È suggestiva l’alternanza tra l’assoluta predominanza del bianco e della luce da esso riflessa nello spazio espositivo della galleria Battaglia e il nero delle tele presentate da
Danilo Buccella (Liestal, 1974). Alla sua seconda personale milanese, l’artista espone un ciclo di opere realizzate dal 2001 al 2002 e mai presentate prima, nelle quali personaggi inquietanti dalla pelle cadavericamente bianca e lo sguardo allucinato potrebbero essere i protagonisti di un film di
Tim Burton.
Con essi, però, condividono soltanto l’estraneità alla società, per scelta propria o di altri, e la parte “oscura”: l’aspetto spaventoso di
Edward mani di forbice (1990), gli intenti minacciosi di Jack Skeletron (in
Tim Burton’s Nightmare Before Christmas, 1993), lo sguardo stralunato di Willy Wonka nella
Fabbrica di Cioccolato (2005). La disarmante dolcezza dell’uomo senza mani, l’ingenua goffaggine del re delle zucche, la straziante tristezza del proprietario della fabbrica sono completamente assenti: i personaggi di Buccella sono arrabbiati e aggressivi, pronti a compiere gesti terribili. Nelle esistenze degli esseri che ci vengono presentati non c’è alcuno spazio per la redenzione, alcuna intenzione di pentimento, alcuna speranza di salvezza.

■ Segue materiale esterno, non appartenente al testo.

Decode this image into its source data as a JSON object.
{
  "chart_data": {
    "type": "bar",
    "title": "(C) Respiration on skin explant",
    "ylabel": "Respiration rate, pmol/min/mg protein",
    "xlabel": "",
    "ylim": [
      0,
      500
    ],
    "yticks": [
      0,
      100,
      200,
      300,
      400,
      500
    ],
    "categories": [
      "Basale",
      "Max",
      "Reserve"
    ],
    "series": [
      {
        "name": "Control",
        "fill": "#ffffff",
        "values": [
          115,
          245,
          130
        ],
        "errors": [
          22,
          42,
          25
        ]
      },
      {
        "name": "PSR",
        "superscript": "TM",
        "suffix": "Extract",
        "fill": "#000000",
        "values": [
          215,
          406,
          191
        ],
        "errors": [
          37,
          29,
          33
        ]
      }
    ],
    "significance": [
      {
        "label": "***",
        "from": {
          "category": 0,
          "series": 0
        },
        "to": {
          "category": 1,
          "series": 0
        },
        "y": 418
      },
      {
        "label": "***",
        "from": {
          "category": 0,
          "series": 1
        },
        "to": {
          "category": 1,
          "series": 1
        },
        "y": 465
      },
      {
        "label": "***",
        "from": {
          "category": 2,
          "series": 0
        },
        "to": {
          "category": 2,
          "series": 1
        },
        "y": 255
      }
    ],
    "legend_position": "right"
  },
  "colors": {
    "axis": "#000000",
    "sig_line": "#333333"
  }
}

I paesaggi tetri che ospitano queste figure fanno da quinte teatrali a racconti dell’orrore che si crederebbe ideati da Edgar Allan Poe. Lo spazio, definito attraverso campiture di colori sovrapposti con abile tecnica pittorica, diventa specchio del malessere di chi lo abita, il suo stato d’animo.
Come se il paesaggio interiore e quello esteriore coincidessero nella creazione di una realtà sospesa, resa visibile in alcune opere attraverso la rappresentazione dell’acqua, simbolo di una calma apparente, portatrice di oscuri presagi (la nave che potrebbe salvare l’uomo in mare, raffigurato in un dipinto, si sta allontanando per non tornare e, così facendo, ne decide la condanna a morte).
Il buio domina su tutto come re incontrastato. Non esiste alcun riferimento temporale: il sole manca completamente. Quella a cui ci si trova davanti è una lunga notte, tanto scura da invadere anche l’anima dei protagonisti delle opere: sono gli stessi che popolano gli incubi dei bambini, artefici di azioni crudeli che non vengono però svelate. Il pittore descrive l’attimo prima o quello appena successivo al loro compiersi. Gli sguardi, allora, possono essere minacciosi o compiaciuti per ciò hanno fatto, sempre rivolti verso lo spettatore che vogliono impaurire con l’idea che potrebbe essere la prossima vittima di qualche orrendo crimine, che dall’acqua potrebbe svelarsi una visione raccapricciante, che le rare tracce di bianco potrebbero, da un momento all’altro, tingersi di rosso.